The Mostazafan Foundation, where Mr. Mokhber worked in the early 2000s, is officially a charity but is described by the U.S. Treasury as “a key patronage network for the supreme leader” that includes holdings in key sectors of Iran’s economy, including finance, energy, construction and mining.
It is the subject of sanctions by the U.S. Treasury because it is controlled by Mr. Khamenei, and the Treasury said it was created in part “to confiscate and manage property, including that originally belonging to religious minorities” in Iran, including Baha’is and Jews.
The Treasury says the foundation funnels some of its money to individuals and entities in the Islamic Revolutionary Guards Corps that have been involved in terrorism and human rights abuses.
The Sina Bank has faced sanctions by the U.S. Treasury and the European Union for financing Iran’s nuclear and ballistic missile program.

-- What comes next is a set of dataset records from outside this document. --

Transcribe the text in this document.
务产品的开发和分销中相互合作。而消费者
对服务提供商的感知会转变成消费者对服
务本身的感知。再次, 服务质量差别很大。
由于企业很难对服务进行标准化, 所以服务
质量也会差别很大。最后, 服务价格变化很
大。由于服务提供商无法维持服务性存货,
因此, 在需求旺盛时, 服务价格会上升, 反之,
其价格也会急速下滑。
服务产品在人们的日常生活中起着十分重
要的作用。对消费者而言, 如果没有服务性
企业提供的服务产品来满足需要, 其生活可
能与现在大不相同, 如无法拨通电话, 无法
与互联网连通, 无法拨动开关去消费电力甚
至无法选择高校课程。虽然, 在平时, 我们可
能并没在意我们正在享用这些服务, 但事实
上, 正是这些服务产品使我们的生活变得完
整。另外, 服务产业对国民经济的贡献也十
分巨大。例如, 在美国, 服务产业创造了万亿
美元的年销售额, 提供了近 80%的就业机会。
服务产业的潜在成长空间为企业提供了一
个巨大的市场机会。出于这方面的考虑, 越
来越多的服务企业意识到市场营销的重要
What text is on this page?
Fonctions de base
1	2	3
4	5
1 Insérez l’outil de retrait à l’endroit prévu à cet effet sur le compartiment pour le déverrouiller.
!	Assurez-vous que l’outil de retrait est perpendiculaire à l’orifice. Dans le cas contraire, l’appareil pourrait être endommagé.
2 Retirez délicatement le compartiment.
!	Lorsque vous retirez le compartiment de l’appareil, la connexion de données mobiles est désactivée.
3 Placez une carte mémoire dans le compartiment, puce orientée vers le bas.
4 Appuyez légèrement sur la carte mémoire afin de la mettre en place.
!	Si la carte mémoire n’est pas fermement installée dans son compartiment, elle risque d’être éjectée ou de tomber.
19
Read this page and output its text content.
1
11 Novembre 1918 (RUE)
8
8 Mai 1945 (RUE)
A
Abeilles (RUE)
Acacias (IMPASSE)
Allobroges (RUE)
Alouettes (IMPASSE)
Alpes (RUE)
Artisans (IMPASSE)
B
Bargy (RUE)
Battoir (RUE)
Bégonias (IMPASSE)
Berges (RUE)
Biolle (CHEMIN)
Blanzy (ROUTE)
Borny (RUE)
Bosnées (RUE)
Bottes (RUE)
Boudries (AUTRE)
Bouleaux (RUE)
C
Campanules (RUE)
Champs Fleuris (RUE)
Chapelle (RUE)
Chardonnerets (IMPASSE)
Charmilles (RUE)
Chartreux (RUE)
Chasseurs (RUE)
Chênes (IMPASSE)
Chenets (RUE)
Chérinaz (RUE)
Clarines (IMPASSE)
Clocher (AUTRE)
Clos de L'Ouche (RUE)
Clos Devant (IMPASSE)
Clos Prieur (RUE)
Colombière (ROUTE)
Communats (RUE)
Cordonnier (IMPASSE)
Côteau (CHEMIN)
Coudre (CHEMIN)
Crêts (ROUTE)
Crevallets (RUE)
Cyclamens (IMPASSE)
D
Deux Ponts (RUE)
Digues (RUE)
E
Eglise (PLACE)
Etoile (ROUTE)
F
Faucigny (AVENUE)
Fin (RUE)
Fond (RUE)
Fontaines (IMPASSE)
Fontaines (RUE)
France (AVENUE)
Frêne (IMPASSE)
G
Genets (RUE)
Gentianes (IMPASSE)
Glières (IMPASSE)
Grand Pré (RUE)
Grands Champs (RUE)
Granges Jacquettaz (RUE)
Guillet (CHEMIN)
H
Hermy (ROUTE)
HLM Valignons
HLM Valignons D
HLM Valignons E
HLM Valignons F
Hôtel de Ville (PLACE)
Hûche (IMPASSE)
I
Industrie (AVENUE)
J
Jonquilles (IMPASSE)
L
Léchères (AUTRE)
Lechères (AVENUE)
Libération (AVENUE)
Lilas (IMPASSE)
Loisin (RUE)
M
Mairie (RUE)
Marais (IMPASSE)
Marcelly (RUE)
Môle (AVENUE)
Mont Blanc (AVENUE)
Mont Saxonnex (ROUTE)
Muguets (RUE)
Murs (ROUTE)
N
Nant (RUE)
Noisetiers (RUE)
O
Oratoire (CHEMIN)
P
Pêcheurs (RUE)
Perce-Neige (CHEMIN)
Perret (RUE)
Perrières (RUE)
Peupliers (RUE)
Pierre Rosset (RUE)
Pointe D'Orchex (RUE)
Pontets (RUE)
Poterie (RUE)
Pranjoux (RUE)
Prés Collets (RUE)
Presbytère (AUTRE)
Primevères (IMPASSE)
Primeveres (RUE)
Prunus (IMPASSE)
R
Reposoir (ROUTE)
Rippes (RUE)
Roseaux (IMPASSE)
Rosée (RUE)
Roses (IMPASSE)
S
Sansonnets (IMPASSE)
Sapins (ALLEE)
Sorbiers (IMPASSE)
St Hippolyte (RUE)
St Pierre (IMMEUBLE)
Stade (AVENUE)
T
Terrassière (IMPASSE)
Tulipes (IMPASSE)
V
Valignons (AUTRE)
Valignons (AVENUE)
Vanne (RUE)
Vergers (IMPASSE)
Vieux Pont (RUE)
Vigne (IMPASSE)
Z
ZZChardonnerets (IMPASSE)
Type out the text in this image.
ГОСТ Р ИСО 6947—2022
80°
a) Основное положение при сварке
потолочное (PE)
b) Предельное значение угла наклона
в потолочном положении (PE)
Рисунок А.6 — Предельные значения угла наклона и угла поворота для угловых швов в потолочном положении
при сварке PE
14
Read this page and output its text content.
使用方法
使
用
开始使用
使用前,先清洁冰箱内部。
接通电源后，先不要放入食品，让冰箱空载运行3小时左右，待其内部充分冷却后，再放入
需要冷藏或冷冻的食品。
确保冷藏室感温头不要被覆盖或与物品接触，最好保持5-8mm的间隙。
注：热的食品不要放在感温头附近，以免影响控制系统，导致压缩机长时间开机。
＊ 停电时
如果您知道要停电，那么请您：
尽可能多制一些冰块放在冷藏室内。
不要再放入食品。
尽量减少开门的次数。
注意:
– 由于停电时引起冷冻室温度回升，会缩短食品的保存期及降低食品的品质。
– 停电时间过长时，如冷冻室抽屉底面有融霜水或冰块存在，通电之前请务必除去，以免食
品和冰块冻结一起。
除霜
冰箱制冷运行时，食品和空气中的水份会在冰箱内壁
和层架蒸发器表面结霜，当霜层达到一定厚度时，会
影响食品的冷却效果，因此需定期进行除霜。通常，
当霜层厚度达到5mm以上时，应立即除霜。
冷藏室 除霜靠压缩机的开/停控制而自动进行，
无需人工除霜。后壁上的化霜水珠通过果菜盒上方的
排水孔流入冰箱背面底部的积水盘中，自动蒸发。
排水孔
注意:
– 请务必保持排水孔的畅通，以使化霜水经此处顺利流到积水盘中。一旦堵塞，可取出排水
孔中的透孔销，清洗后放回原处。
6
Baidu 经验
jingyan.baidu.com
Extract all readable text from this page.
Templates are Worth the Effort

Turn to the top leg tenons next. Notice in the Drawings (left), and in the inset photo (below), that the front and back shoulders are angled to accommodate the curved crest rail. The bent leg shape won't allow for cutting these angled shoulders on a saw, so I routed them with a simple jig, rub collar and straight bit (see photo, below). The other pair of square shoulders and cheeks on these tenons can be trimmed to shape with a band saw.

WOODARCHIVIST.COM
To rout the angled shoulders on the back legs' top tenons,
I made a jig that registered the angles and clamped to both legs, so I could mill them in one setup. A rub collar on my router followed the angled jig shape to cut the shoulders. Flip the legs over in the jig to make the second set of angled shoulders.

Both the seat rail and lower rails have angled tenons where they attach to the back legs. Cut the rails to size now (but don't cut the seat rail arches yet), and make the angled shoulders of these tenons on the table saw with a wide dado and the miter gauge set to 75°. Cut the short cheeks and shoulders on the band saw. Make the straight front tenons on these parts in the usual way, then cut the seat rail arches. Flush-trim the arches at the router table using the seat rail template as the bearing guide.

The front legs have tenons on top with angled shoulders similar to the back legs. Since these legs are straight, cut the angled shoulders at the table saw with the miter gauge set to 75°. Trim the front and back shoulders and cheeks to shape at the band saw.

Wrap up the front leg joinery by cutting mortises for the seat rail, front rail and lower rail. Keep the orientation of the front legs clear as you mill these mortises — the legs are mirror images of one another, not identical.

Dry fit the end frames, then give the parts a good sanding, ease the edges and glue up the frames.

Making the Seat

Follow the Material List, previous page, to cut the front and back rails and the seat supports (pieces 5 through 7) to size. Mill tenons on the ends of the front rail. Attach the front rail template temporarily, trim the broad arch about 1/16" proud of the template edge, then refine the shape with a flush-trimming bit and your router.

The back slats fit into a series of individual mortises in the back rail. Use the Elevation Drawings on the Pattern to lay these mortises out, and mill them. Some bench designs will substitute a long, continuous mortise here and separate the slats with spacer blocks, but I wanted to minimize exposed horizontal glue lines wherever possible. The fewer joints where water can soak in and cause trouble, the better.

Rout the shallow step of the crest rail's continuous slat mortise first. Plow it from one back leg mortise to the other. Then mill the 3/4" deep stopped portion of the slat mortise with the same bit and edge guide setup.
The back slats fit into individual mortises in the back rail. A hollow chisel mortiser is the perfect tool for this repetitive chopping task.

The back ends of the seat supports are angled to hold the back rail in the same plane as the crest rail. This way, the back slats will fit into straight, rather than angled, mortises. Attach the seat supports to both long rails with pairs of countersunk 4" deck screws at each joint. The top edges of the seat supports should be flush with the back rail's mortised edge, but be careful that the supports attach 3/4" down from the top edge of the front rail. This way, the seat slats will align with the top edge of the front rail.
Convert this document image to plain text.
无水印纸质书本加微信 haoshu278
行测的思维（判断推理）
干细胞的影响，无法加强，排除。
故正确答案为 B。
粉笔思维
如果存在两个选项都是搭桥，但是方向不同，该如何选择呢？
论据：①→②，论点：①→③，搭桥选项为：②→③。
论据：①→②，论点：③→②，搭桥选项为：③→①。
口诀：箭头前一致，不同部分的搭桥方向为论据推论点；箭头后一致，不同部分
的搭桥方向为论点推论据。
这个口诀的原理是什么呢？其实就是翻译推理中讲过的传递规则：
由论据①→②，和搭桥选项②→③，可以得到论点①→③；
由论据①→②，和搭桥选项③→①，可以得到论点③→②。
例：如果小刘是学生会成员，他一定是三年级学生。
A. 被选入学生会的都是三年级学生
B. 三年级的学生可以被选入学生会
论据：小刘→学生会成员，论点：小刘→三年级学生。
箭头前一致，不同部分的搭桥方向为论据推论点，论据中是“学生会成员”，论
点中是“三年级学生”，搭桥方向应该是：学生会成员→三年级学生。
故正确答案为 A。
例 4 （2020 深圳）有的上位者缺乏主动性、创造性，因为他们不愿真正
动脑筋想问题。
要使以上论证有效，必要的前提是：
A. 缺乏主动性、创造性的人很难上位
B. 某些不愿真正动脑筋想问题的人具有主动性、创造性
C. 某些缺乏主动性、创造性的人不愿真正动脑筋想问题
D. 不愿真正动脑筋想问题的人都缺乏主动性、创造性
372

Mr. Mokhber appears to have risen to the top of Iran’s political leadership in part because of the close relationship he developed with Iran’s supreme leader, dating from at least 2007 when he joined the leadership of Setad. Within a few months of his appointment to Setad, Mr. Mokhber had founded the Barakat Foundation, which has a number of companies under its aegis including a major Iranian medical and pharmaceutical company.
While his relationship with the supreme leader will be important while elections are being organized, analysts say that a much larger group of high-ranking officials around Mr. Khamenei will determine how this sensitive period in Iran will be handled.
“The regime is at a tipping point — politically, economically, and even militarily,” Ms. Wright said, noting Iran’s large-scale aerial attack on Israel last month that was nearly entirely intercepted, which she called “a humiliating failure.”
Low turnout in parliamentary elections in March was also a sign of trouble for Iran’s theocracy, she added.
“It is very nervous about its future and the durability of its core ideology,” she said.
Leily Nikounazar contributed reporting.